Earlier clinical trials have provided strong evidence that statins can reduce the risk of heart attacks together with other cardiovascular diseases. Until now, evidence for the potential effect of statins to reduce the risk of cancer, has been less apparent. The researchers set out to explore the extent that lipids including cholesterol play a role in the development of cancer, and whether anti-cholesterol drugs can mitigate the effects.
To examine the potential effects, the researchers collected genetic associations with the risk of overall and 22 site-specific cancers. These data were drawn for 367,703 individuals vontained in the U.K. Biobank (a national and international health resource). In total, 75,037 individuals had some form ofa cancer event.

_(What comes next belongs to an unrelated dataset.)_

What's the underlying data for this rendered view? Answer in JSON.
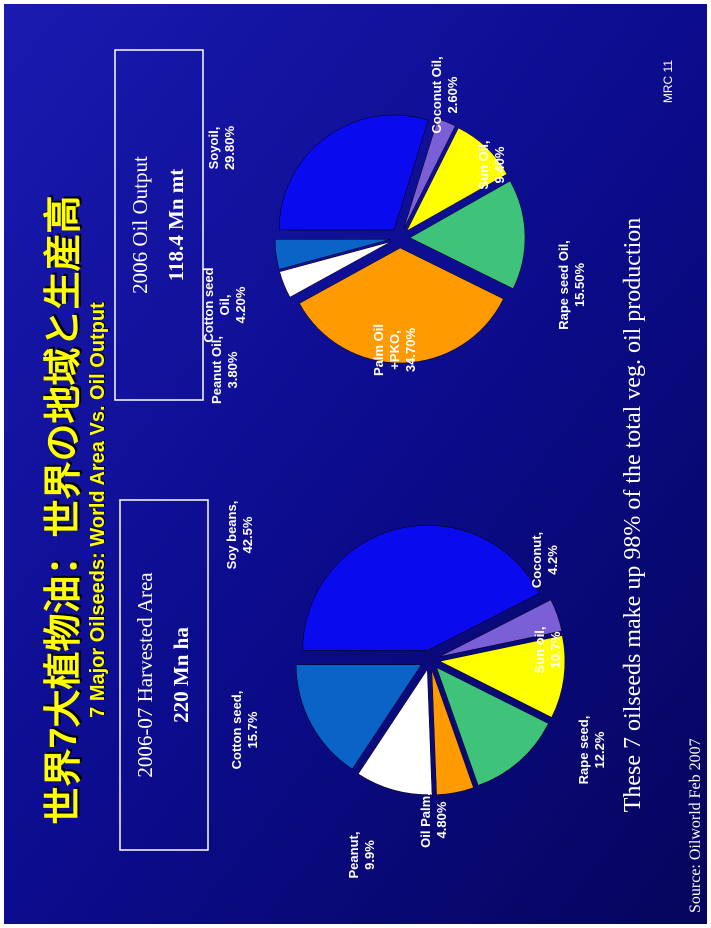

The findings reveal that variants in the HMGCR gene region, which represent proxies for statin treatment, were associated with overall cancer risk. This finding indicates that statins may be able to lower overall cancer risk. This inference will be subject to additional research.
The research was originally posted on the preprint server medRxiv. Following peer review, the paper has been published in the journal eLife. The research is titled "Predicting the effect of statins on cancer risk using genetic variants: a Mendelian randomization study in UK Biobank."